Though the field is narrowing as candidates drop out, no one who is left has managed to consolidate the anti-Trump vote; instead, like an offshore hurricane, the former president is building into a Category 5 storm. Never in the history of the poll, which has been surveying the runup to the caucuses since 1984, has a contender in a competitive GOP contest registered these kind of numbers so close to the vote.
Let’s stipulate that even the best polls are snapshots of the race, not predictors of where it will end. The state’s caucuses put a premium on passion and organization, so dark horses — such as Rick Santorum in 2012 — can break ahead in the final stretch.
It is also worth noting the bigger picture: Iowa’s GOP caucus-goers don’t have a sterling record of picking the ultimate nominee, much less who reaches the White House.
Still, if Trump comes out of Iowa on Jan. 15 with anything close to the numbers of Selzer’s poll, he will blast into the next contest in New Hampshire with momentum that could make him all but unstoppable for the GOP nomination.
The former president has eschewed the supposedly inviolable Iowa playbook of face-to-face campaigning that DeSantis has followed by visiting all of the state’s 99 counties. DeSantis has also won the endorsements of hugely popular Gov. Kim Reynolds and evangelical leader Bob Vander Plaats. Meanwhile, Haley has upped her game in Iowa and while she doesn’t have much of an apparent ground operation, she is getting additional muscle from the powerful network led by billionaire Charles Koch.
So why is Trump enjoying such a surge? Selzer says his campaign has little visible day-to-day presence; she has yet to see even a yard sign for Trump. “But whatever it is they are doing, it is working,” she adds.
Trump’s narrow loss in Iowa’s 2016 caucuses is something of a fixation for him. So shoddy was his operation that his daughter Ivanka called him from a big caucus site to tell him no one was designated to make the customary pitch to caucus-goers for him. While Trump predictably claimed that winner Sen. Ted Cruz (R-Tex.) had cheated, one adviser told me it is “seared in [Trump’s] head that lack of serious organizational effort is what cost him Iowa.” (That year was also a rare miss for Selzer, whose final poll had Trump winning.)
This time, Trump’s campaign has tapped captains — sometimes multiple — for every one of the roughly 1,700 caucus locations, and each will be outfitted with a gold cap.
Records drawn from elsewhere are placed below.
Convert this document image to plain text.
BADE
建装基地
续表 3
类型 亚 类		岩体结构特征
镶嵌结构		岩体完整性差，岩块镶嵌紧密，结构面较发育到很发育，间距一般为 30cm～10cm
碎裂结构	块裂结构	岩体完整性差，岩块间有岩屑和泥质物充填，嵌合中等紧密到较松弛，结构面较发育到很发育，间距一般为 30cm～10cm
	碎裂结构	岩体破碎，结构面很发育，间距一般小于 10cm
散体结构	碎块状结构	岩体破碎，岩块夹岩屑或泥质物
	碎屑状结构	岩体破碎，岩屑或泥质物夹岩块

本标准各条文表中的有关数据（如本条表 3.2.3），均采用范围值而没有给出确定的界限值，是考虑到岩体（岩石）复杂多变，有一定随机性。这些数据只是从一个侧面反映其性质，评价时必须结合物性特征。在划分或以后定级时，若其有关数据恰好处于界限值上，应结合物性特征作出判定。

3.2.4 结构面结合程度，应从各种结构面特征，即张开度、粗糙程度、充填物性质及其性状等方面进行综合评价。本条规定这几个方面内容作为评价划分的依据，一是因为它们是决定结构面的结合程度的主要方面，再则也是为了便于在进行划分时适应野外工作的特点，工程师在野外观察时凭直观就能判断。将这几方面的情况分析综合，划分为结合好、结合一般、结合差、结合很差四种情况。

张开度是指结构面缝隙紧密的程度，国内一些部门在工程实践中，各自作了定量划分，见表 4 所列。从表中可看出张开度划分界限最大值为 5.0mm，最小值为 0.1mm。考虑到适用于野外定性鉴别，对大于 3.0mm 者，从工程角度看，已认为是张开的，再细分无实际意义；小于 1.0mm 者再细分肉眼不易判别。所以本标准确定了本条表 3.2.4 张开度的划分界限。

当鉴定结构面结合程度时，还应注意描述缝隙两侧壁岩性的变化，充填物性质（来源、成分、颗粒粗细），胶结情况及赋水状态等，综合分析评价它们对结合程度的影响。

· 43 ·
It has also produced a slick 18-page how-to manual so that Trump caucus-goers, especially first-timers, will know what to do when they get there.
But the real key, a source with access to the campaign’s internal information claims, is a list of 200,000 Iowans who over the past eight years have attended a Trump rally, donated to him, signed up online or caucused for him. Pounding these people with digital ads, mail, texts and social media is where the campaign is doing much of its work, particularly with supporters who might not otherwise be inclined to spend a frigid weeknight at a caucus.
Trump is also benefiting from the fact that Haley and DeSantis have begun attacking each other. His own ads focus on President Biden and feature a montage of Reynolds saying nice things about him (before she endorsed DeSantis).
The possibility of a sudden blizzard notwithstanding, Iowa insiders are saying turnout at next month’s caucuses could top 200,000, a record well above the previous one of roughly 180,000 in 2016. As things look right now, Donald Trump is likely to have a very good night.